Dari sisi pengalaman, ini berarti foto zoom jarak jauh—misalnya untuk panggung konser atau arsitektur—tidak akan sebersih flagship non-lipat terbaik yang fokus pada sistem kamera. Untuk foto harian, kamera utama 200MP dan ultra-wide 50MP sudah sangat memadai, namun jika fotografi zoom adalah prioritas utama, perangkat ini belum bisa menggantikan kamera telefoto kelas atas lain. Namun, untuk kebanyakan pengguna yang lebih banyak memotret wide dan normal, kelemahan ini mungkin masih bisa diterima, terutama mengingat keunggulan lain di desain, performa, dan layar.
Kesimpulannya, kelemahan telefoto adalah ‘noda’ yang harus Anda sadari sebelum membeli: ponsel ini mendekati sempurna sebagai perangkat produktivitas dan hiburan, tapi bukan juara zoom absolut.
Harga, Target Pengguna, dan Putusan Akhir: Siapa yang Harus Membeli?
Galaxy Z Fold 8 Ultra diposisikan jelas sebagai perangkat premium untuk pengguna flagship. Varian 12GB/256GB dipasarkan mulai sekitar Rp30.499.000 dengan cicilan estimasi mulai Rp847.194 per bulan, sementara 12GB/512GB dibanderol sekitar Rp34.499.000 dan varian puncak 16GB/1TB sekitar Rp40.499.000, dengan berbagai promo potongan harga selama masa pre-order. Dengan harga yang semakin premium, Galaxy Fold 8 Ultra jelas bukan untuk semua orang.

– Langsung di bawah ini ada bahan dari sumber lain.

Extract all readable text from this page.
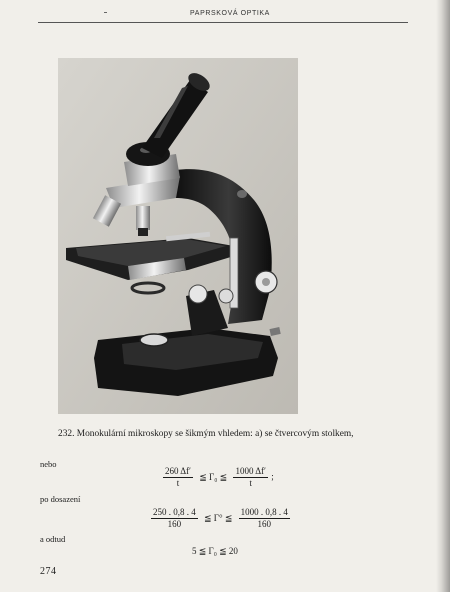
PAPRSKOVÁ OPTIKA
232. Monokulární mikroskopy se šikmým vhledem: a) se čtvercovým stolkem,
nebo
$\frac{260 \Delta f'}{t}$ ≦ Γ₀ ≦ $\frac{1000 \Delta f'}{t}$ ;
po dosazení
$\frac{250 . 0,8 . 4}{160}$ ≦ Γ° ≦ $\frac{1000 . 0,8 . 4}{160}$
a odtud
5 ≦ Γ₀ ≦ 20
274
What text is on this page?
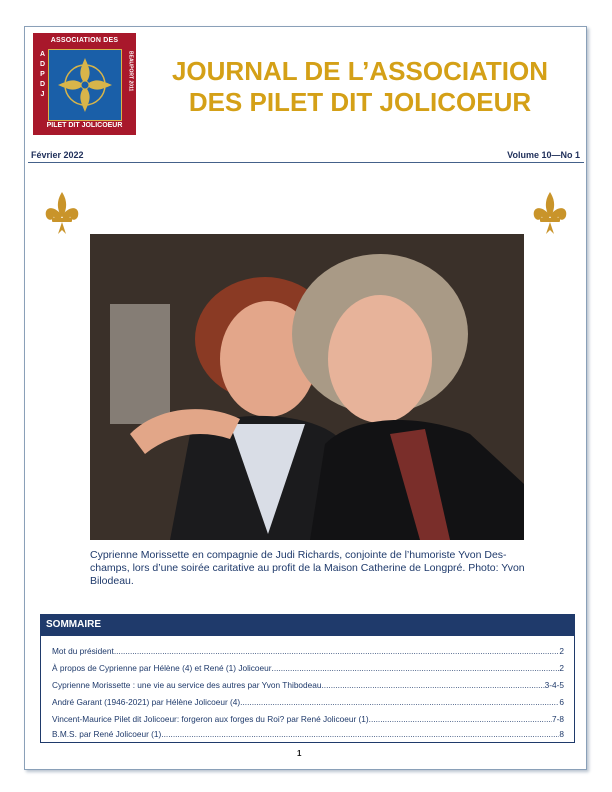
ASSOCIATION DES
ADPDJ	BEAUPORT 2011
PILET DIT JOLICOEUR
JOURNAL DE L’ASSOCIATION
DES PILET DIT JOLICOEUR
Février 2022	Volume 10—No 1
Cyprienne Morissette en compagnie de Judi Richards, conjointe de l’humoriste Yvon Des-champs, lors d’une soirée caritative au profit de la Maison Catherine de Longpré. Photo: Yvon Bilodeau.
SOMMAIRE
Mot du président .....	2
À propos de Cyprienne par Hélène (4) et René (1) Jolicoeur .....	2
Cyprienne Morissette : une vie au service des autres par Yvon Thibodeau .....	3-4-5
André Garant (1946-2021) par Hélène Jolicoeur (4) .....	6
Vincent-Maurice Pilet dit Jolicoeur: forgeron aux forges du Roi? par René Jolicoeur (1) .....	7-8
B.M.S. par René Jolicoeur (1) .....	8
1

Samsung menargetkan ponsel lipat terbaik ini untuk power user yang ingin memaksimalkan produktivitas melalui layar besar, multitasking, dan fitur AI: “Ponsel ini adalah alat serius untuk pekerjaan serius”. Jika fokus Anda pada gaming dan konsumsi konten saja, varian Fold 8 non-Ultra yang lebih murah dan lebih lebar bisa menjadi pilihan lebih bijak. Perlu juga diingat bahwa dalam hal fotografi, ponsel lipat ini masih kalah dari beberapa flagship non-lipat murni kamera, meski sudah menjadi pesaing yang jauh lebih tangguh dibanding generasi sebelumnya.

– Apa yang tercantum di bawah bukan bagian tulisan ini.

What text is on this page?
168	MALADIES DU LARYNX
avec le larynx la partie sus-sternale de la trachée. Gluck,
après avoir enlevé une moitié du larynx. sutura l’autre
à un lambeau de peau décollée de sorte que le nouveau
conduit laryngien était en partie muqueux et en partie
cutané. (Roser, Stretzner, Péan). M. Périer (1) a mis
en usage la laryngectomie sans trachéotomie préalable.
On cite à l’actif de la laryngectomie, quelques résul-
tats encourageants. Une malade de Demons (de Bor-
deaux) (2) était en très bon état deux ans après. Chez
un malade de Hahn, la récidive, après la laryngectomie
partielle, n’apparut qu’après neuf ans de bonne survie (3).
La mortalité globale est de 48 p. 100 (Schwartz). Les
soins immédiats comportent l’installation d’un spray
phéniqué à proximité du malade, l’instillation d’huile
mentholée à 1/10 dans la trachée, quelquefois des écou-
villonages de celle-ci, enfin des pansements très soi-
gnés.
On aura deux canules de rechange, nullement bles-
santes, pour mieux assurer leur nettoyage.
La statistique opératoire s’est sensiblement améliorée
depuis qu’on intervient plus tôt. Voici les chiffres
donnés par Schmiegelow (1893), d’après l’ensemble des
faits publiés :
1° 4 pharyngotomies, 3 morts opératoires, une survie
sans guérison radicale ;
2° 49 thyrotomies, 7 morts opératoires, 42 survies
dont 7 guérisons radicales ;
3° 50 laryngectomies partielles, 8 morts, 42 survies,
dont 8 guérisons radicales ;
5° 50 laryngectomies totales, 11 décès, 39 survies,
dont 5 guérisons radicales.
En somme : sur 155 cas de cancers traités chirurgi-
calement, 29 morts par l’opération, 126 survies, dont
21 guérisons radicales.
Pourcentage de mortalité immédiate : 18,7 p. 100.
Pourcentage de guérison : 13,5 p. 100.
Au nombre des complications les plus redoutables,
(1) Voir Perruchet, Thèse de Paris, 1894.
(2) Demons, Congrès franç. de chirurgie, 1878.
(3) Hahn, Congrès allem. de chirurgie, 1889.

- Buy the Galaxy Z Fold 8 Ultra if Anda adalah power user yang ingin menggantikan laptop ringan dengan ponsel lipat berlayar 8 inci dan performa sekelas Snapdragon 8 Elite Gen 5.
- Skip the Galaxy Z Fold 8 Ultra if prioritas utama Anda adalah kamera telefoto terbaik untuk zoom jarak jauh dengan kualitas setara flagship kamera murni.
- Buy the Galaxy Z Fold 8 Ultra if Anda mencari ponsel lipat terbaik dengan desain ultra tipis 4,1 mm, bobot 215 gram, dan baterai silikon 5.